Portos

Tampa marítima de enxofre pode reduzir os volumes dos portos

O limite de emissões da IMO 2020 terá um impacto desconhecido nas linhas de contêineres, afirmam os expedidores internacionais, afirma Drewry.

Os transportadores de carga oceânica provavelmente poderão recuperar os custos de um novo limite para as emissões de enxofre a partir de 2020, mas a mudança ainda apresenta riscos suficientes para que um novo relatório rebaixe sua previsão para a taxa de crescimento dos volumes mundiais de portos de contêineres para o ano em curso e o resto do horizonte de cinco anos.

Prevê-se agora que o throughput global de portos aumente 2,6% em 2019, abaixo das expectativas de 3,0% anteriores, de acordo com a “Revisão e Previsão Anual do Mercado de Contêineres 2019/20 da Drewry Shipping Consultants”.

Drewry, com sede em Londres, declarou que um dos principais riscos para o setor é o impacto da IMO 2020 no fornecimento de contêineres. A Organização Marítima Internacional (OMI) determinou que as emissões do setor marinho em águas internacionais devem ser reduzidas em mais de 80% a partir de 1º de janeiro de 2020, de acordo com o negócio de pesquisa e consultoria.

A IMO diz que aplicou o regulamento para reduzir as emissões de óxidos de enxofre dos navios (SOX), uma família de poluentes conhecidos por serem prejudiciais à saúde humana – causando sintomas respiratórios e doenças pulmonares – e degradar a qualidade do ar ambiental, levando a à chuva ácida que prejudica culturas, florestas e espécies aquáticas.

O grupo tem como alvo o frete marítimo porque o setor marítimo, que consumiu 3,8 milhões de barris por dia de óleo combustível em 2017, é responsável por metade da demanda global de óleo combustível, disse Wood Mackenzie.

As implicações do novo regulamento provavelmente causarão ondulações em toda a cadeia de suprimentos global. As linhas de expedição agora precisam decidir se devem superar as barreiras por meio de estratégias como tecnologia aprimorada do motor, vapor lento, lavadores de exaustão ou combustíveis com baixo teor de enxofre. Ao mesmo tempo, os remetentes esperam que terão que pagar mais, à medida que as transportadoras repassam os custos mais altos.

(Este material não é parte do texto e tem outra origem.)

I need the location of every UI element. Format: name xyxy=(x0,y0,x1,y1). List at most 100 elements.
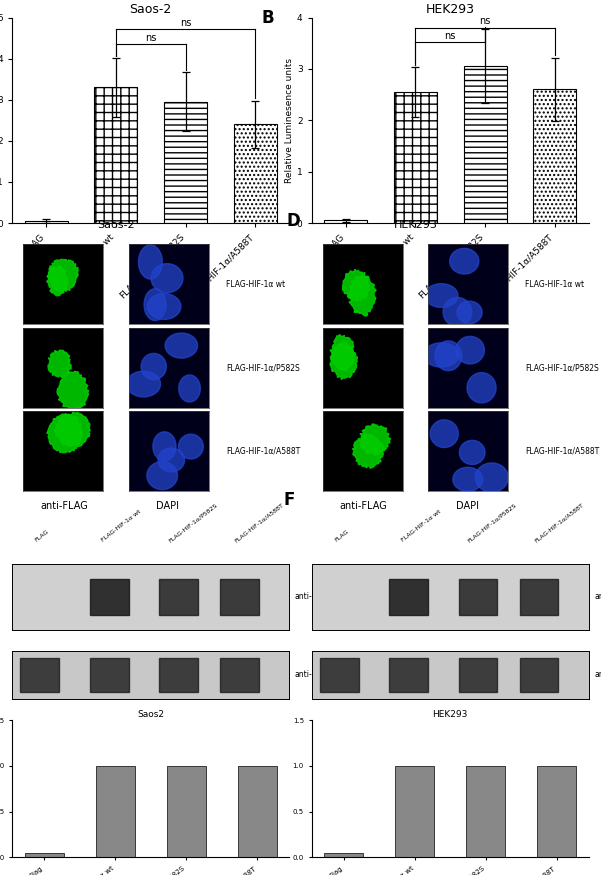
Bar xyxy=(220,658,259,691)
Polygon shape xyxy=(47,266,69,296)
Polygon shape xyxy=(147,462,177,490)
Title: HEK293: HEK293 xyxy=(433,710,468,719)
Bar xyxy=(159,658,198,691)
Text: anti-HIF-1α: anti-HIF-1α xyxy=(295,592,338,601)
Text: FLAG-HIF-1α/P582S: FLAG-HIF-1α/P582S xyxy=(167,502,218,543)
Polygon shape xyxy=(178,434,203,459)
Text: anti-tubulin: anti-tubulin xyxy=(295,670,340,679)
Title: HEK293: HEK293 xyxy=(426,4,475,17)
Title: Saos2: Saos2 xyxy=(137,710,164,719)
Bar xyxy=(324,853,363,858)
Bar xyxy=(166,766,206,858)
Bar xyxy=(463,66,507,223)
Text: anti-FLAG: anti-FLAG xyxy=(40,500,88,511)
Polygon shape xyxy=(138,245,162,279)
Polygon shape xyxy=(144,289,166,320)
Bar xyxy=(20,658,59,691)
Polygon shape xyxy=(435,341,462,371)
Polygon shape xyxy=(457,301,482,324)
Text: FLAG: FLAG xyxy=(34,529,50,543)
Bar xyxy=(90,579,129,615)
Polygon shape xyxy=(330,343,358,380)
Text: FLAG-HIF-1α wt: FLAG-HIF-1α wt xyxy=(525,280,585,289)
Bar xyxy=(533,89,576,223)
Polygon shape xyxy=(425,284,458,307)
Bar xyxy=(459,579,498,615)
Y-axis label: Relative Luminesence units: Relative Luminesence units xyxy=(285,58,294,183)
Text: ns: ns xyxy=(180,18,191,28)
Text: B: B xyxy=(261,10,274,27)
Bar xyxy=(320,658,359,691)
Bar xyxy=(394,92,437,223)
Bar xyxy=(537,766,576,858)
Polygon shape xyxy=(443,298,472,326)
Text: FLAG-HIF-1α/P582S: FLAG-HIF-1α/P582S xyxy=(467,502,517,543)
Polygon shape xyxy=(456,336,484,364)
Bar xyxy=(25,221,68,223)
Text: FLAG-HIF-1α wt: FLAG-HIF-1α wt xyxy=(226,280,285,289)
Polygon shape xyxy=(453,467,483,492)
Text: anti-tubulin: anti-tubulin xyxy=(594,670,601,679)
Text: FLAG-HIF-1α wt: FLAG-HIF-1α wt xyxy=(400,509,442,543)
Bar xyxy=(90,658,129,691)
Bar xyxy=(389,658,428,691)
Bar xyxy=(459,658,498,691)
Text: FLAG-HIF-1α/P582S: FLAG-HIF-1α/P582S xyxy=(226,363,299,372)
Text: anti-HIF-1α: anti-HIF-1α xyxy=(594,592,601,601)
Bar xyxy=(96,766,135,858)
Text: ns: ns xyxy=(480,17,491,26)
Polygon shape xyxy=(158,448,185,472)
Text: FLAG-HIF-1α/A588T: FLAG-HIF-1α/A588T xyxy=(534,501,585,543)
Polygon shape xyxy=(424,343,459,368)
Bar xyxy=(220,579,259,615)
Polygon shape xyxy=(348,276,376,316)
Bar xyxy=(238,766,277,858)
Text: HEK293: HEK293 xyxy=(394,220,438,229)
Bar xyxy=(324,220,367,223)
Text: D: D xyxy=(287,212,300,229)
Polygon shape xyxy=(126,371,160,397)
Polygon shape xyxy=(359,424,391,455)
Polygon shape xyxy=(178,375,200,402)
Polygon shape xyxy=(430,420,459,447)
Title: Saos-2: Saos-2 xyxy=(130,4,172,17)
Text: FLAG-HIF-1α/A588T: FLAG-HIF-1α/A588T xyxy=(226,446,300,455)
Polygon shape xyxy=(450,248,479,274)
Bar xyxy=(389,579,428,615)
Polygon shape xyxy=(47,414,82,452)
Bar xyxy=(94,88,138,223)
Text: FLAG-HIF-1α/P582S: FLAG-HIF-1α/P582S xyxy=(525,363,599,372)
Polygon shape xyxy=(57,371,88,410)
Polygon shape xyxy=(55,412,90,446)
Polygon shape xyxy=(353,434,385,468)
Text: DAPI: DAPI xyxy=(456,500,479,511)
Polygon shape xyxy=(475,463,508,492)
Bar xyxy=(466,766,505,858)
Polygon shape xyxy=(343,270,370,302)
Polygon shape xyxy=(467,373,496,402)
Polygon shape xyxy=(330,334,354,372)
Text: anti-FLAG: anti-FLAG xyxy=(340,500,388,511)
Text: Saos-2: Saos-2 xyxy=(97,220,135,229)
Text: DAPI: DAPI xyxy=(156,500,179,511)
Bar xyxy=(395,766,435,858)
Bar xyxy=(25,853,64,858)
Text: ns: ns xyxy=(445,31,456,40)
Bar xyxy=(520,579,558,615)
Text: FLAG-HIF-1α wt: FLAG-HIF-1α wt xyxy=(101,509,142,543)
Text: F: F xyxy=(284,491,295,508)
Polygon shape xyxy=(47,259,78,292)
Polygon shape xyxy=(147,293,181,319)
Polygon shape xyxy=(48,350,71,377)
Bar xyxy=(234,124,277,223)
Polygon shape xyxy=(459,440,485,465)
Text: FLAG-HIF-1α/A588T: FLAG-HIF-1α/A588T xyxy=(234,501,285,543)
Polygon shape xyxy=(141,354,166,380)
Text: ns: ns xyxy=(145,33,156,43)
Text: FLAG: FLAG xyxy=(334,529,350,543)
Polygon shape xyxy=(165,333,198,358)
Polygon shape xyxy=(153,432,176,461)
Bar xyxy=(159,579,198,615)
Bar xyxy=(520,658,558,691)
Polygon shape xyxy=(151,263,183,292)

Diante desse leque de opções, ainda não há uma orientação clara sobre quanto custo adicional haverá no próprio setor de transporte, disse Drewry. Além disso, eventos atuais tumultuados, como os recentes ataques de drones às instalações petrolíferas sauditas, fizeram com que os preços do petróleo subissem, turvando ainda mais as águas.

A estimativa atual de Drewry é que os operadores de embarcações no próximo ano enfrentem uma conta de combustível adicional de US $ 11 bilhões relacionada à passagem para óleo combustível com baixo teor de enxofre, e o grau de compensação que as transportadoras recebem determinará o nível de interrupção no fornecimento no próximo ano. “Nossa suposição de trabalho é que as transportadoras terão mais sucesso na recuperação desse custo do que anteriormente, a ponto de não haver grandes interrupções no fornecimento”, disse Simon Heaney, gerente sênior de pesquisa de contêineres da Drewry e editor da Container Forecaster. em uma liberação.

“No entanto, se eles ficarem aquém de uma margem significativa, acreditamos que as linhas rapidamente tirariam o pó do manual de uma década que foi usado para vê-las durante o colapso financeiro global”, disse Heaney. “As operadoras terão muito menos foco na qualidade do serviço e mais no corte de custos. Nesse cenário, as transportadoras tentarão proteger os fluxos de caixa restringindo a capacidade da melhor maneira possível, por meio de uma combinação de medidas, incluindo vapor lento, mais navegações em branco e contratações de navios fretados. ”

Na avaliação de Drewry, a falha em recuperar uma parcela maior dessa conta de combustível também provavelmente levaria mais transportadoras e proprietários a ter mais navios equipados com lavadores de escape (para poder continuar funcionando com o óleo com alto teor de enxofre mais barato) e / ou para acelerar demolições.

“Se os eventos seguirem esse caminho, o saldo da oferta e demanda parecerá muito diferente da nossa previsão atual. O pior cenário, quando a maioria das linhas de navegação não consegue operar perto do ponto de equilíbrio e algumas potencialmente enfrentam falência, seria realmente um caminho muito mais rápido para reequilibrar o mercado do que a atual trilha de trabalho ”, disse Heaney. “Seria necessário que uma transportadora muito corajosa desejasse tal mudança de eventos, mas para aqueles que poderiam ter certeza de vir do outro lado, após alguma dor inicial, as recompensas seriam muito maiores.”